One Lewis & Clark senior and two recent alumni have been awarded new Fulbright study/research grants for the coming year, while last year’s two winners are now hoping to begin their postponed fellowships this fall. The Fulbright Program, which recently celebrated its 75th anniversary, was particularly competitive this year, with applications up 12 percent.
Stephen Holden Jones BA ’18, a biology major, will conduct his research, titled “Studying Amphibian Conservation on Cacao Plantations,” in Ecuador; international affairs and German studies double major David Manicke BA ’21 will be based in Germany; and Emily Hayes-Rich BA ’19, history major and current master’s in archaeology student at the University of New Mexico, will study in Morocco for her project “Old Answers to New Questions: Traditional Water Management as a Solution to Climate Change.”

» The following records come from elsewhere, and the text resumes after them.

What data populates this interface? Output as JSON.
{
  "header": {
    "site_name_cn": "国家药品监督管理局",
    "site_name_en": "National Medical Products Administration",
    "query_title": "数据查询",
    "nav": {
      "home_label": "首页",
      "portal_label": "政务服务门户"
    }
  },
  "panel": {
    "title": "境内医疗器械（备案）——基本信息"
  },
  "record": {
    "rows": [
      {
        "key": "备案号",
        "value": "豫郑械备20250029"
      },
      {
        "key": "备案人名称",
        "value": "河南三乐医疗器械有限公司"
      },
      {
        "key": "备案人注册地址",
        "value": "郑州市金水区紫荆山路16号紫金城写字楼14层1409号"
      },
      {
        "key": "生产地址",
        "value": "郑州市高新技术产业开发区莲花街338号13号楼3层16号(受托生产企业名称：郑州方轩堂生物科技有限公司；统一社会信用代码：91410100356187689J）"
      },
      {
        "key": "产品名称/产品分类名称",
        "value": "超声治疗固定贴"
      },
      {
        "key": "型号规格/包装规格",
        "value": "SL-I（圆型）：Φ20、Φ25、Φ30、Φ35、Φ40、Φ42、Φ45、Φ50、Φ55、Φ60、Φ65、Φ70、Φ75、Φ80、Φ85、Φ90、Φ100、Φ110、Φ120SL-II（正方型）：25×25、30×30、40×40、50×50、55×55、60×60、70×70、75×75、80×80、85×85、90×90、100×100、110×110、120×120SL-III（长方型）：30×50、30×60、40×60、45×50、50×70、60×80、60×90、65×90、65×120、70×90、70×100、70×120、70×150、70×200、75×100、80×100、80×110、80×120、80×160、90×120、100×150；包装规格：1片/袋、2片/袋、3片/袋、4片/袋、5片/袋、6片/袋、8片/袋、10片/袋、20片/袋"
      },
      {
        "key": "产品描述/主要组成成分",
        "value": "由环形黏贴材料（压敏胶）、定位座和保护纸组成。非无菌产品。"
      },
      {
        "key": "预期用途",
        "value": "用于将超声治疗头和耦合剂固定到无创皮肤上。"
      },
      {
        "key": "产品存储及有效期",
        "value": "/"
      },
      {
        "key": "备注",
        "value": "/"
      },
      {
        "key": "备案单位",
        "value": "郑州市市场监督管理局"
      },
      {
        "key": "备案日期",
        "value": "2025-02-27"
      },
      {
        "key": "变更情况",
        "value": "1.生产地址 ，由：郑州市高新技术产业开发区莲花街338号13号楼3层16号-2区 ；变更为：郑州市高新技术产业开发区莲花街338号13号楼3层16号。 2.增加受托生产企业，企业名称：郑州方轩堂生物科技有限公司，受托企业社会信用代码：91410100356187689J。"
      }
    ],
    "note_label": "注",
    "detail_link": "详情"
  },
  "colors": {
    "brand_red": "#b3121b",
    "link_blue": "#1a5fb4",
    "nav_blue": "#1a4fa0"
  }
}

Last year’s Lewis & Clark winners, Noah Foster-Koth BA ’19 (Colombia) and Cole Harris BA ’20 (Uganda), are expecting to begin their postponed Fulbrights this fall. In the meantime, Noah has been working as a COVID-19 contact tracer with multilingual communities in Seattle. Cole has been working for a nonprofit since graduating, as well as providing research assistance to Assistant Professor of International Affairs Laura Vinson.
Peter Bradley BA ’19 won a Fulbright English Teaching Award to Argentina for 2019–20, and served for 11 days in March (mostly in quarantine) before returning home because of the pandemic. He has been named an alternate for this year.
The Fulbright Program, widely regarded as the most prestigious international exchange program in the world, allows students, faculty, and professionals the opportunity to teach or conduct research abroad in a subject of their choice. Sponsored by the U.S. Department of State and signed into law by President Harry S. Truman in 1946, the program offers individuals the resources and support to bring nations together through intercultural dialogue.